- Born: 1963 (age 62–63) United States
- Occupation: Photographer
- Father: Michael Craig-Martin
- Website: jessicacraigmartin.com

= Jessica Craig-Martin =

American photographer (born 1963)

Jessica Craig-Martin (born 1963) is an American writer and photographer known for her images of high-society events, parties, charity galas, and exclusive social scenes. Her photographs often appear in contexts critiquing the "dark side" of the glamour world.

== Career ==
Craig-Martin has been a photographer of social events since the 1990s. In 1997, she was offered a contract by Anna Wintour.

She frequently contributes photography to major publications like The New Yorker, Vanity Fair, and Vogue. Her style subverts traditional society photography by favoring harsh realism, cropped compositions, oblique angles, and avoiding clear facial identification of subjects to highlight themes of desire, disappointment, glamour's underbelly, and the absurdities of wealth and status.

Her work has been exhibited widely and is held in collections including the Whitney Museum (New York), the New Museum (New York), and the Guggenheim Museum (New York).
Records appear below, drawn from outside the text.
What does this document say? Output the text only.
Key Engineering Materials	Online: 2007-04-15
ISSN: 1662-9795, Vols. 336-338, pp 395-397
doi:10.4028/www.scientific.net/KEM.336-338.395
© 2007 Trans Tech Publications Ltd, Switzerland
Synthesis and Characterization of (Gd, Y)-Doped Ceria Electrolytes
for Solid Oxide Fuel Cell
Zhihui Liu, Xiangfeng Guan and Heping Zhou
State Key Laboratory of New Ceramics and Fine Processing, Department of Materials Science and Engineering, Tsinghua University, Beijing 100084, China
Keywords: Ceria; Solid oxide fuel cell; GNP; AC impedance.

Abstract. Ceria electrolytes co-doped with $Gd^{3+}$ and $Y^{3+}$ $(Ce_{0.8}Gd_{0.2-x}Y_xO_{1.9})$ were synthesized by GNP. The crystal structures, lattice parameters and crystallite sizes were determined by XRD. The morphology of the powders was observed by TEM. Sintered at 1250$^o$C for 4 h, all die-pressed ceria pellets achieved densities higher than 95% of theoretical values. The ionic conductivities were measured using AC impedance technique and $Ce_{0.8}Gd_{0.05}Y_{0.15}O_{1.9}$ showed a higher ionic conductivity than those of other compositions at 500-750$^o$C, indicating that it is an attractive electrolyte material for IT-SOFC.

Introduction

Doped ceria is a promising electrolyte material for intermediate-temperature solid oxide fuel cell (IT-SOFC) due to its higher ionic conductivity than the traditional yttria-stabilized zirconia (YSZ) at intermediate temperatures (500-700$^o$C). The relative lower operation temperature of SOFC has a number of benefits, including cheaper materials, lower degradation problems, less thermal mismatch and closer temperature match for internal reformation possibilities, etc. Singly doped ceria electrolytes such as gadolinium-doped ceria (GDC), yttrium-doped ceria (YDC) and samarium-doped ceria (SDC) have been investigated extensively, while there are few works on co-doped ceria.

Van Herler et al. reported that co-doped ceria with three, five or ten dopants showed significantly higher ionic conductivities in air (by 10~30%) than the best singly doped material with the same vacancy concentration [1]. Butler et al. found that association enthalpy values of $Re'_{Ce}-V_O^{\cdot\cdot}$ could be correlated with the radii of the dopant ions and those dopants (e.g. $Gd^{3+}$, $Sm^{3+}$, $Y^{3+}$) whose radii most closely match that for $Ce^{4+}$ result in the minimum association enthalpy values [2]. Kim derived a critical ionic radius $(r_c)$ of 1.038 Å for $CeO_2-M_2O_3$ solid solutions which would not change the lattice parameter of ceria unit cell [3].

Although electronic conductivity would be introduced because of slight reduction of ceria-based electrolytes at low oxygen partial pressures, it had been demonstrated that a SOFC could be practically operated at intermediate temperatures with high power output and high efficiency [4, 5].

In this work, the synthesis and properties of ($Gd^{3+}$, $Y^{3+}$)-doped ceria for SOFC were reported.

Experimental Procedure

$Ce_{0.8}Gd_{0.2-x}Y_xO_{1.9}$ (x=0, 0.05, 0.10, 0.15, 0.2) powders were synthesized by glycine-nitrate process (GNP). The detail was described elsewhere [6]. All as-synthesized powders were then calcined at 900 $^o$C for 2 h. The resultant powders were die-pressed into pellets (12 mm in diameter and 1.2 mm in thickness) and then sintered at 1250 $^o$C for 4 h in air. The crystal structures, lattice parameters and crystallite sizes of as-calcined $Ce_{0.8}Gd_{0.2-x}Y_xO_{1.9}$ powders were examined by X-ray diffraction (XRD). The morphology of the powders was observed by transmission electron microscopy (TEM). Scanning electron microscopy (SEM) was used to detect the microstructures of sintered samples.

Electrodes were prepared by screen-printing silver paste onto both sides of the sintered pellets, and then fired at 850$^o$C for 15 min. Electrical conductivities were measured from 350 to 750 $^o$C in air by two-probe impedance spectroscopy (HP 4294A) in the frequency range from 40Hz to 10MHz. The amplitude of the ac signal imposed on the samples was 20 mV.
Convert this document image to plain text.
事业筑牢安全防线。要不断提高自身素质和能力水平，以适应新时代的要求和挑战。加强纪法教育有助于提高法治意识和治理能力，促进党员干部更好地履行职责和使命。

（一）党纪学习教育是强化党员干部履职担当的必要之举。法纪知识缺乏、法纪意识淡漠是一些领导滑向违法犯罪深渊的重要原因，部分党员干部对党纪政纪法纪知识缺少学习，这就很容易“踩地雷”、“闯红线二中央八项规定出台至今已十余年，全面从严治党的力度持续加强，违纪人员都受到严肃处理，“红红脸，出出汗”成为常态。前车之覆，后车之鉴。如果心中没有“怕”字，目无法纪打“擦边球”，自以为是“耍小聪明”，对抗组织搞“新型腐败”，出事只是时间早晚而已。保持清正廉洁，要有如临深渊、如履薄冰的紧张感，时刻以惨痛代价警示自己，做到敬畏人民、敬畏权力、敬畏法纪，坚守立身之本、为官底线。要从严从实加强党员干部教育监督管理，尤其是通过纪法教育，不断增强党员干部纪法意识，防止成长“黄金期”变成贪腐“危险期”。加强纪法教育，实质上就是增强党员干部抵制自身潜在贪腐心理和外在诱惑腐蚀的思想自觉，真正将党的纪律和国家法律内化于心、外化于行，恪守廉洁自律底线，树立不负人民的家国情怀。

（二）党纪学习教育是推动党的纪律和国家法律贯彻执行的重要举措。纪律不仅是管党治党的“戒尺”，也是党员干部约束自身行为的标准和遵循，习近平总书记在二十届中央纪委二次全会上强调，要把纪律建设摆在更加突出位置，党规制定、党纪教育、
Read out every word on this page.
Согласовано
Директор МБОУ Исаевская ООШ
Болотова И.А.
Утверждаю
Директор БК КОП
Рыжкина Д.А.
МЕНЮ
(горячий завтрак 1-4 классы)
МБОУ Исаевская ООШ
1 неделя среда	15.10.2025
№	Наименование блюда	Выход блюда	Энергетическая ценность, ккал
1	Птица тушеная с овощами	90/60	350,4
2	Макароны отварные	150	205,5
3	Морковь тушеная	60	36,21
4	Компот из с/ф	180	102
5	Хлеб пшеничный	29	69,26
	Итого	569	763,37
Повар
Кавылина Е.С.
She is the daughter of the artist Michael Craig-Martin.

== Exhibitions ==

=== Solo ===

- Jessica Craig-Martin, October 14, 2001 – January 20, 2002, MoMA P.S.1 Contemporary Art Center

=== Group ===

- Jessica Craig-Martin and Lucas Michael, 1997, Bosky & Gallery

== Publications ==
Her first monograph, Jessica Craig-Martin: Privilege, features photographs from the world's most financially lubricated events, with essays by Glenn O'Brien and Angus Cook. She has authored a memoir-in-stories titled I Regret I Am Able to Attend: A Life Among Artists (published by Spiegel & Grau/Penguin Random House), an account of her coming-of-age in the art world of the 1970s and 80s.